2. Relapsed or refractory B-cell acute lymphoblastic leukemia, including patients who
have evidence of MRD after having previously documented MRD-negative remission.
3. Mixed phenotype acute leukemia or Burkitt's lymphoma
4. Not in hematological remission (>5% blasts) at time of enrollment
5. Signs or symptoms of active CNS disease or detectable evidence of CNS disease by
assessment of cerebrospinal fluid at the time of screening. Subjects with leukemic
involvement of the CSF at diagnosis who have no detectable leukemic cells in the CSF
at screening are eligible.
6. History of malignancy other than non-melanoma skin cancer or carcinoma in situ (e.g.,
cervix, bladder, breast) unless disease free for at least 3 years.
7. Uncontrolled fungal, bacterial, viral, or other infection requiring antimicrobials for
management; simple urinary tract infection (UTI) and uncomplicated bacterial
pharyngitis are permitted if responding to active treatment.

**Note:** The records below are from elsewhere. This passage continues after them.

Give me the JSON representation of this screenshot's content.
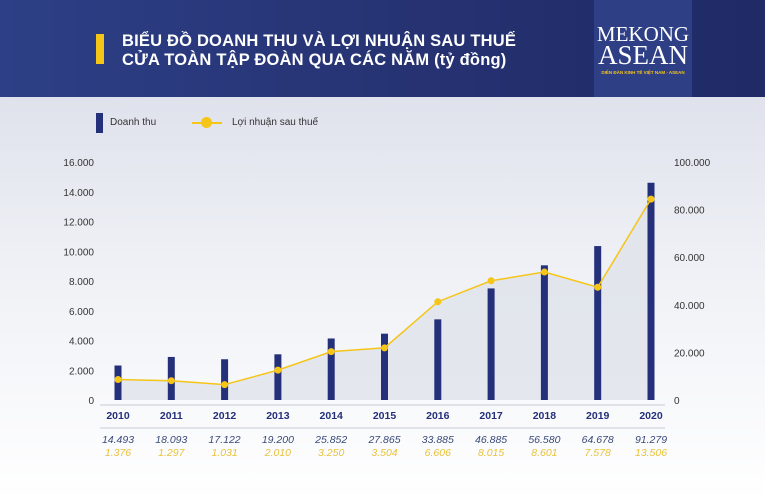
{
  "header": {
    "title_line1": "BIỂU ĐỒ DOANH THU VÀ LỢI NHUẬN SAU THUẾ",
    "title_line2": "CỬA TOÀN TẬP ĐOÀN QUA CÁC NĂM (tỷ đồng)"
  },
  "logo": {
    "line1": "MEKONG",
    "line2": "ASEAN",
    "tagline": "DIỄN ĐÀN KINH TẾ VIỆT NAM - ASEAN"
  },
  "colors": {
    "bar": "#25307a",
    "line": "#f5c518",
    "revenue_text": "#3a4a7a",
    "profit_text": "#e8c23a"
  },
  "chart_data": {
    "type": "bar+line",
    "legend": [
      "Doanh thu",
      "Lợi nhuận sau thuế"
    ],
    "legend_position": "top-left",
    "categories": [
      "2010",
      "2011",
      "2012",
      "2013",
      "2014",
      "2015",
      "2016",
      "2017",
      "2018",
      "2019",
      "2020"
    ],
    "series": [
      {
        "name": "Doanh thu",
        "type": "bar",
        "axis": "right",
        "values": [
          14493,
          18093,
          17122,
          19200,
          25852,
          27865,
          33885,
          46885,
          56580,
          64678,
          91279
        ],
        "labels": [
          "14.493",
          "18.093",
          "17.122",
          "19.200",
          "25.852",
          "27.865",
          "33.885",
          "46.885",
          "56.580",
          "64.678",
          "91.279"
        ]
      },
      {
        "name": "Lợi nhuận sau thuế",
        "type": "line",
        "axis": "left",
        "values": [
          1376,
          1297,
          1031,
          2010,
          3250,
          3504,
          6606,
          8015,
          8601,
          7578,
          13506
        ],
        "labels": [
          "1.376",
          "1.297",
          "1.031",
          "2.010",
          "3.250",
          "3.504",
          "6.606",
          "8.015",
          "8.601",
          "7.578",
          "13.506"
        ]
      }
    ],
    "left_axis": {
      "ylim": [
        0,
        16000
      ],
      "ticks": [
        "0",
        "2.000",
        "4.000",
        "6.000",
        "8.000",
        "10.000",
        "12.000",
        "14.000",
        "16.000"
      ]
    },
    "right_axis": {
      "ylim": [
        0,
        100000
      ],
      "ticks": [
        "0",
        "20.000",
        "40.000",
        "60.000",
        "80.000",
        "100.000"
      ]
    }
  }
}
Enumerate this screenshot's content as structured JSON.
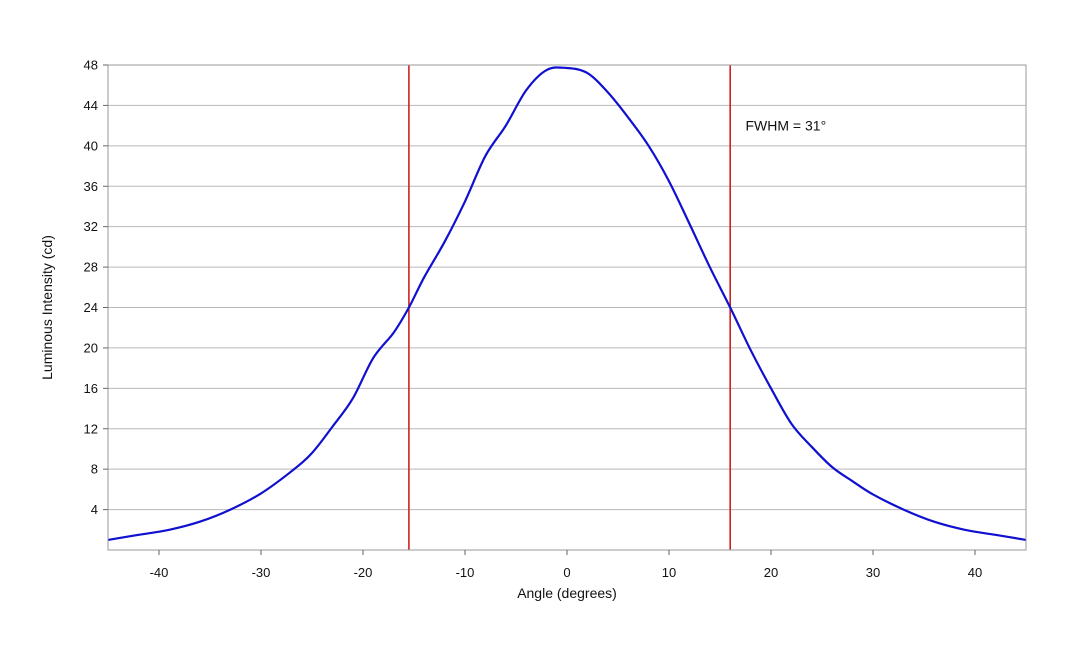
{
  "chart_data": {
    "type": "line",
    "title": "",
    "xlabel": "Angle (degrees)",
    "ylabel": "Luminous Intensity (cd)",
    "xlim": [
      -45,
      45
    ],
    "ylim": [
      0,
      48
    ],
    "xticks": [
      -40,
      -30,
      -20,
      -10,
      0,
      10,
      20,
      30,
      40
    ],
    "yticks": [
      4,
      8,
      12,
      16,
      20,
      24,
      28,
      32,
      36,
      40,
      44,
      48
    ],
    "grid": "horizontal",
    "legend": "none",
    "series": [
      {
        "color": "#1010d0",
        "x": [
          -45,
          -42,
          -39,
          -36,
          -33,
          -30,
          -27,
          -25,
          -23,
          -21,
          -19,
          -17,
          -15.5,
          -14,
          -12,
          -10,
          -8,
          -6,
          -4,
          -2,
          0,
          2,
          4,
          6,
          8,
          10,
          12,
          14,
          16,
          18,
          20,
          22,
          24,
          26,
          28,
          30,
          33,
          36,
          39,
          42,
          45
        ],
        "y": [
          1.0,
          1.5,
          2.0,
          2.8,
          4.0,
          5.6,
          7.8,
          9.6,
          12.2,
          15.0,
          19.0,
          21.5,
          24.0,
          27.0,
          30.5,
          34.5,
          39.0,
          42.0,
          45.5,
          47.5,
          47.7,
          47.2,
          45.3,
          42.8,
          40.0,
          36.5,
          32.3,
          28.0,
          24.0,
          19.8,
          16.0,
          12.5,
          10.2,
          8.2,
          6.8,
          5.5,
          4.0,
          2.8,
          2.0,
          1.5,
          1.0
        ]
      }
    ],
    "vlines": [
      {
        "x": -15.5,
        "color": "#cc2222"
      },
      {
        "x": 16.0,
        "color": "#cc2222"
      }
    ],
    "annotations": [
      {
        "text": "FWHM = 31°",
        "x": 17.5,
        "y": 41.5
      }
    ]
  }
}
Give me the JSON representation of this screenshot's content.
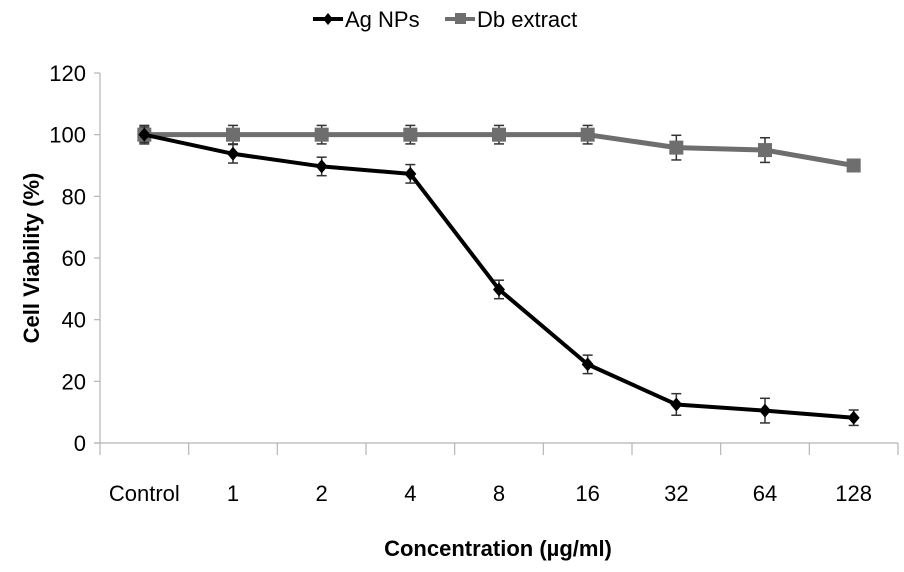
{
  "chart_data": {
    "type": "line",
    "title": "",
    "xlabel": "Concentration (µg/ml)",
    "ylabel": "Cell Viability (%)",
    "categories": [
      "Control",
      "1",
      "2",
      "4",
      "8",
      "16",
      "32",
      "64",
      "128"
    ],
    "ylim": [
      0,
      120
    ],
    "yticks": [
      0,
      20,
      40,
      60,
      80,
      100,
      120
    ],
    "grid": false,
    "legend_position": "top-center",
    "series": [
      {
        "name": "Ag NPs",
        "color": "#000000",
        "marker": "diamond",
        "values": [
          100,
          93.8,
          89.7,
          87.3,
          49.8,
          25.5,
          12.5,
          10.5,
          8.2
        ],
        "errors": [
          2.5,
          3,
          3,
          3,
          3,
          3,
          3.5,
          4,
          2.5
        ]
      },
      {
        "name": "Db extract",
        "color": "#6e6e6e",
        "marker": "square",
        "values": [
          100,
          100,
          100,
          100,
          100,
          100,
          95.8,
          95,
          90
        ],
        "errors": [
          3,
          3,
          3,
          3,
          3,
          3,
          4,
          4,
          1
        ]
      }
    ]
  }
}
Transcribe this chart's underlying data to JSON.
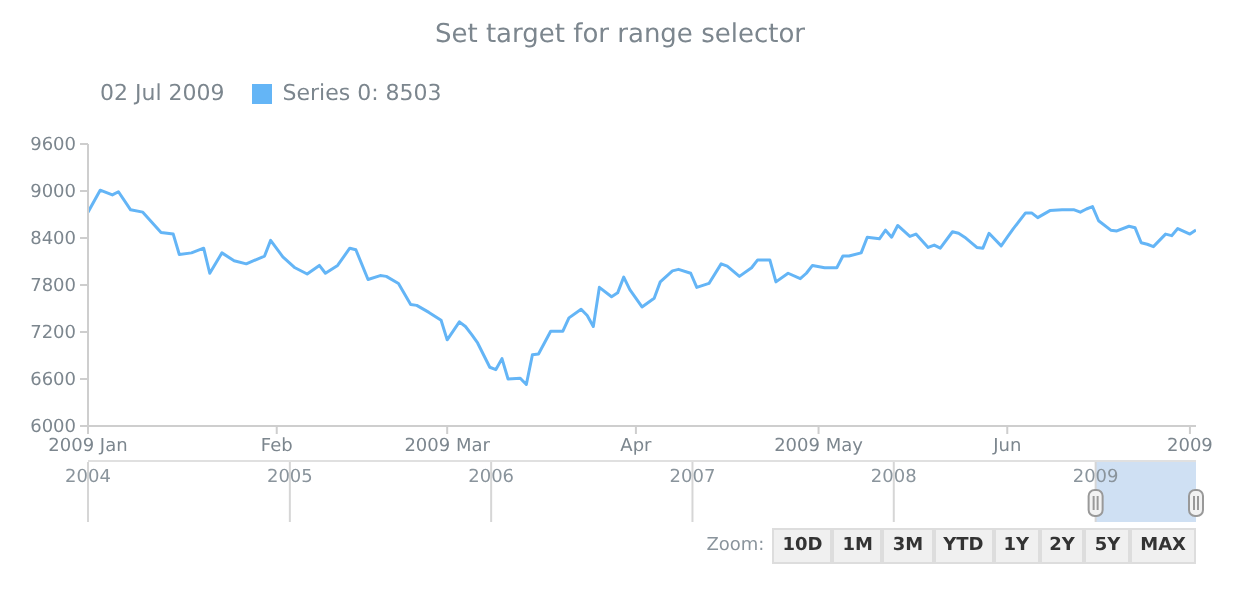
{
  "chart_data": {
    "type": "line",
    "title": "Set target for range selector",
    "legend": "top left",
    "grid": false,
    "marker": "none",
    "line_style": "solid",
    "xlim": [
      "2009-01-01",
      "2009-07-02"
    ],
    "xticks": [
      {
        "value": "2009-01-01",
        "label": "2009 Jan"
      },
      {
        "value": "2009-02-01",
        "label": "Feb"
      },
      {
        "value": "2009-03-01",
        "label": "2009 Mar"
      },
      {
        "value": "2009-04-01",
        "label": "Apr"
      },
      {
        "value": "2009-05-01",
        "label": "2009 May"
      },
      {
        "value": "2009-06-01",
        "label": "Jun"
      },
      {
        "value": "2009-07-01",
        "label": "2009"
      }
    ],
    "ylim": [
      6000,
      9600
    ],
    "yticks": [
      6000,
      6600,
      7200,
      7800,
      8400,
      9000,
      9600
    ],
    "x2lim": [
      "2004-01-01",
      "2009-07-02"
    ],
    "x2ticks": [
      "2004",
      "2005",
      "2006",
      "2007",
      "2008",
      "2009"
    ],
    "annotations": [
      "Zoom:",
      "10D",
      "1M",
      "3M",
      "YTD",
      "1Y",
      "2Y",
      "5Y",
      "MAX"
    ],
    "x": [
      "2009-01-01",
      "2009-01-03",
      "2009-01-05",
      "2009-01-06",
      "2009-01-08",
      "2009-01-10",
      "2009-01-13",
      "2009-01-15",
      "2009-01-16",
      "2009-01-18",
      "2009-01-20",
      "2009-01-21",
      "2009-01-23",
      "2009-01-25",
      "2009-01-27",
      "2009-01-30",
      "2009-01-31",
      "2009-02-02",
      "2009-02-04",
      "2009-02-06",
      "2009-02-08",
      "2009-02-09",
      "2009-02-11",
      "2009-02-13",
      "2009-02-14",
      "2009-02-16",
      "2009-02-18",
      "2009-02-19",
      "2009-02-21",
      "2009-02-23",
      "2009-02-24",
      "2009-02-26",
      "2009-02-28",
      "2009-03-01",
      "2009-03-03",
      "2009-03-04",
      "2009-03-05",
      "2009-03-06",
      "2009-03-08",
      "2009-03-09",
      "2009-03-10",
      "2009-03-11",
      "2009-03-13",
      "2009-03-14",
      "2009-03-15",
      "2009-03-16",
      "2009-03-18",
      "2009-03-20",
      "2009-03-21",
      "2009-03-23",
      "2009-03-24",
      "2009-03-25",
      "2009-03-26",
      "2009-03-28",
      "2009-03-29",
      "2009-03-30",
      "2009-03-31",
      "2009-04-02",
      "2009-04-04",
      "2009-04-05",
      "2009-04-07",
      "2009-04-08",
      "2009-04-10",
      "2009-04-11",
      "2009-04-13",
      "2009-04-15",
      "2009-04-16",
      "2009-04-18",
      "2009-04-20",
      "2009-04-21",
      "2009-04-23",
      "2009-04-24",
      "2009-04-26",
      "2009-04-28",
      "2009-04-29",
      "2009-04-30",
      "2009-05-02",
      "2009-05-04",
      "2009-05-05",
      "2009-05-06",
      "2009-05-08",
      "2009-05-09",
      "2009-05-11",
      "2009-05-12",
      "2009-05-13",
      "2009-05-14",
      "2009-05-16",
      "2009-05-17",
      "2009-05-19",
      "2009-05-20",
      "2009-05-21",
      "2009-05-23",
      "2009-05-24",
      "2009-05-25",
      "2009-05-27",
      "2009-05-28",
      "2009-05-29",
      "2009-05-31",
      "2009-06-01",
      "2009-06-02",
      "2009-06-04",
      "2009-06-05",
      "2009-06-06",
      "2009-06-08",
      "2009-06-10",
      "2009-06-12",
      "2009-06-13",
      "2009-06-14",
      "2009-06-15",
      "2009-06-16",
      "2009-06-18",
      "2009-06-19",
      "2009-06-21",
      "2009-06-22",
      "2009-06-23",
      "2009-06-24",
      "2009-06-25",
      "2009-06-27",
      "2009-06-28",
      "2009-06-29",
      "2009-07-01",
      "2009-07-02"
    ],
    "legend_title": "02 Jul 2009",
    "series": [
      {
        "name": "Series 0: 8503",
        "color": "#64b5f6",
        "values": [
          8730,
          9010,
          8950,
          8990,
          8760,
          8730,
          8470,
          8450,
          8190,
          8210,
          8270,
          7950,
          8210,
          8110,
          8070,
          8170,
          8370,
          8160,
          8020,
          7940,
          8050,
          7950,
          8050,
          8270,
          8250,
          7870,
          7920,
          7910,
          7820,
          7550,
          7540,
          7450,
          7350,
          7100,
          7330,
          7270,
          7170,
          7060,
          6750,
          6720,
          6860,
          6600,
          6610,
          6530,
          6910,
          6920,
          7210,
          7210,
          7380,
          7490,
          7410,
          7270,
          7770,
          7650,
          7700,
          7900,
          7740,
          7520,
          7630,
          7840,
          7980,
          8000,
          7950,
          7770,
          7820,
          8070,
          8040,
          7910,
          8020,
          8120,
          8120,
          7840,
          7950,
          7880,
          7950,
          8050,
          8020,
          8020,
          8170,
          8170,
          8210,
          8410,
          8390,
          8500,
          8410,
          8560,
          8420,
          8450,
          8280,
          8310,
          8270,
          8480,
          8460,
          8410,
          8280,
          8270,
          8460,
          8300,
          8410,
          8520,
          8720,
          8720,
          8660,
          8750,
          8760,
          8760,
          8730,
          8770,
          8800,
          8620,
          8500,
          8490,
          8550,
          8530,
          8340,
          8320,
          8290,
          8450,
          8430,
          8520,
          8450,
          8503
        ]
      }
    ]
  }
}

8. Known history of infection with human immunodeficiency virus (HIV) or hepatitis B
(hepatitis B surface antigen [HBsAg] positive) or hepatitis C.
9. History of myocardial infarction, cardiac angioplasty or stenting, unstable angina, or
other clinically significant cardiac disease within 12 months of enrollment or have
cardiac atrial or cardiac ventricular lymphoma involvement.
10. Venous thrombosis or embolism not managed on a stable regimen of anticoagulation.
11. Any medical condition that in the judgement of the sponsor is likely to interfere with
assessment of safety or efficacy of study treatment.
12. History of severe immediate hypersensitivity reaction to any of the agents used in
this study.
13. Females planning to become pregnant during the course of the study.